Sobre la ciudad, me pregunté: ¿qué es Tuxpan hoy? Un puerto petrificado. Su centro histórico luce igual que hace 28 años, pero con edificios deteriorados, un mercado municipal al borde del colapso y, lo más inquietante, rostros marcados por la angustia. Mujeres y hombres que viven con zozobra, miedo a los poderes fácticos ilegales y un pánico que les ha robado la alegría.

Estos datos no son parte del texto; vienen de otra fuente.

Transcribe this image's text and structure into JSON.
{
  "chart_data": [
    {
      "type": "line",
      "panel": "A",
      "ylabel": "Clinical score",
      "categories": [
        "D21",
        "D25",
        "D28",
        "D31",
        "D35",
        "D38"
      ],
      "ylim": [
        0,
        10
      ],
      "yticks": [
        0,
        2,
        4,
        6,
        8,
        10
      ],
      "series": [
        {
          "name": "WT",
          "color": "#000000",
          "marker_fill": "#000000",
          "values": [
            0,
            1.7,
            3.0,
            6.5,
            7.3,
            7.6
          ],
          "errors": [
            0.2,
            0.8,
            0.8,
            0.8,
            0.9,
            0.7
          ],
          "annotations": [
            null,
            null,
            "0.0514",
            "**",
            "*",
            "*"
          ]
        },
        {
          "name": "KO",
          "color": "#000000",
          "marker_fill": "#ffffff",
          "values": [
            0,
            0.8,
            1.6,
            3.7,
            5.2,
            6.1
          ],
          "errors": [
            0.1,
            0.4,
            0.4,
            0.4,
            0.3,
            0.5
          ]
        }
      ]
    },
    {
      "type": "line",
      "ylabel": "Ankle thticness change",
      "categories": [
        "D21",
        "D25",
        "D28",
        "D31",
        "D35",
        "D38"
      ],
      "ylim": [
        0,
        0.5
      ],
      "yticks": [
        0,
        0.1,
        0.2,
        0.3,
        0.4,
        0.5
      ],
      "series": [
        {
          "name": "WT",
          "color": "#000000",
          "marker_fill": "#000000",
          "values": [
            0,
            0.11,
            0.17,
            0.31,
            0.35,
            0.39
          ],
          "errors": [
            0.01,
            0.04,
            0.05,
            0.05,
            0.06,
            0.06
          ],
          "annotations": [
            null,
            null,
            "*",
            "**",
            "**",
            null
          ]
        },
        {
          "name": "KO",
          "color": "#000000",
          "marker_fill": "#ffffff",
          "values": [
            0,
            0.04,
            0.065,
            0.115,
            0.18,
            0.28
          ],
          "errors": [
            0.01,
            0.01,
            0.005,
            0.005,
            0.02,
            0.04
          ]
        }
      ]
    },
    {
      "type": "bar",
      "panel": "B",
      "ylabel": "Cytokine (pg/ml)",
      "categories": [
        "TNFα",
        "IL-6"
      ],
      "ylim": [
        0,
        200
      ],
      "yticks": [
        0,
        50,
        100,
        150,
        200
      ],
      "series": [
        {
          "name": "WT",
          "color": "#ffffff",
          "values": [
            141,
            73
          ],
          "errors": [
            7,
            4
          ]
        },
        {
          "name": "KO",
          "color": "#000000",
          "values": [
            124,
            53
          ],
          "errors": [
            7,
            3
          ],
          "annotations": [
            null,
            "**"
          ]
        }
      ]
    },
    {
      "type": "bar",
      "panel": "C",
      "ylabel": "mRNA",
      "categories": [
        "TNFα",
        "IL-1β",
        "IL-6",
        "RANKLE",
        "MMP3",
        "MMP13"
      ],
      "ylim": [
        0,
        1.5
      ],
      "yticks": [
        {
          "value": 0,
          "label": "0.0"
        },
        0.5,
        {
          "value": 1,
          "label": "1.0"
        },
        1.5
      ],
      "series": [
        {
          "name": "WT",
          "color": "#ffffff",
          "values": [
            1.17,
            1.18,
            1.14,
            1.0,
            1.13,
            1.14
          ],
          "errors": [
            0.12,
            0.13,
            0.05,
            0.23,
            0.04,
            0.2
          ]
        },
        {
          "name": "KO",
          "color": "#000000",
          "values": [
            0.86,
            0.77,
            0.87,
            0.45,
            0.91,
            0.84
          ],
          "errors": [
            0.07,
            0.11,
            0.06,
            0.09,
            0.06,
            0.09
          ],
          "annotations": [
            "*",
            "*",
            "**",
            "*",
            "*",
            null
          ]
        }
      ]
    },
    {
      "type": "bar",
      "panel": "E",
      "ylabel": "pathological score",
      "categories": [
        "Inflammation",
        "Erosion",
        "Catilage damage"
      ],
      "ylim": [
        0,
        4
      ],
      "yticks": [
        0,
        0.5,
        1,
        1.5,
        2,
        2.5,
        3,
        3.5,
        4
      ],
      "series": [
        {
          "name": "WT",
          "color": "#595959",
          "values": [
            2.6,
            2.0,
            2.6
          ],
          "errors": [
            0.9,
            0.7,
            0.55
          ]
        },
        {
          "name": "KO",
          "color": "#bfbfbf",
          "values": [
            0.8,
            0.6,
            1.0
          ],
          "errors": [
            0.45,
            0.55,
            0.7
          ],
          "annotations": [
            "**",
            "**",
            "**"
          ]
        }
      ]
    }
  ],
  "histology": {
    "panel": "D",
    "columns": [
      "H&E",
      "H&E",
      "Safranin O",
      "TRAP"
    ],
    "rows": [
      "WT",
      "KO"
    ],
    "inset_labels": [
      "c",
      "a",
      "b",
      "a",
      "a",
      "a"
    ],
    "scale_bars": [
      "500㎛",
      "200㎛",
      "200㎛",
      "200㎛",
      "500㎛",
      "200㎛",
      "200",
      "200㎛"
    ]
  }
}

Luego fui a Poza Rica, al juzgado familiar. Allí, el personal regresaba de vacaciones. La escena era la misma que en cualquier juzgado del estado: hacinamiento, falta de espacio, exceso de trabajo y un presupuesto insuficiente. En Veracruz, los partidos políticos reciben más recursos que el Poder Judicial estatal; una práctica que data de los años ochenta, diseñada para mantenerlo sometido al Ejecutivo. Su presupuesto: apenas el 2% del total estatal.
Poza Rica, producto de la hiperindustrialización petrolera, fue una ciudad sin centro donde abundaban más cantinas que escuelas o bibliotecas. Hoy, el sindicato de PEMEX, antaño hegemónico, se desvanece junto con sus plazas sindicalizadas, cediendo espacio a nuevos poderes fácticos ilegales. Como en Tuxpan, la sociedad vive bajo un terror cotidiano.
Hace un año, en Papantla, se habló de drones, bombas molotov y petardos con clavos. Todo parece responder a la teoría del caos: desestabilizar para imponer un nuevo orden, sometiendo o cohabitando con el poder municipal. Veracruz vive su propia mutación política: ya no es el pistolerismo ni el cacicazgo tradicional, sino un híbrido donde los grupos fácticos ilegales ejercen poder político y económico, y mandan mensajes claros: ellos son el verdadero gobierno, y pueden doblegar al estatal y al federal.
La petrificación es general. En el sur, ciudades como Santiago Tuxtla, San Andrés Tuxtla y Catemaco llevan tres décadas sin desarrollo. Sus alcaldes, sin importar el partido, practican el nepotismo, patrimonialismo y cleptocracia. Son ciudades del “abarrote”, sin atractivo turístico ni renovación alguna.
Las preguntas son inevitables: ¿a quién conviene el caos? ¿Quién lo impulsa? ¿Cómo reaccionará el gobierno estatal? ¿Se petrificará igual que sus ciudades?
De regreso, en el monopólico ADO, recordé 1986 al ver un video del grupo Flans. Sonaban “No controles”, “Me enamoré de un fan”, “Las mil y una noches” y “Te vi en un bazar”. En aquel entonces se podía recorrer todo el estado sin temor. Hoy, los ciudadanos viven bajo un toque de queda autoimpuesto. Un Estado fallido dejó de brindar seguridad. La gran tarea: ¿cómo reconstruir el Estado en medio de este caos, sin ley ni autoridad que garantice orden y seguridad a los veracruzanos?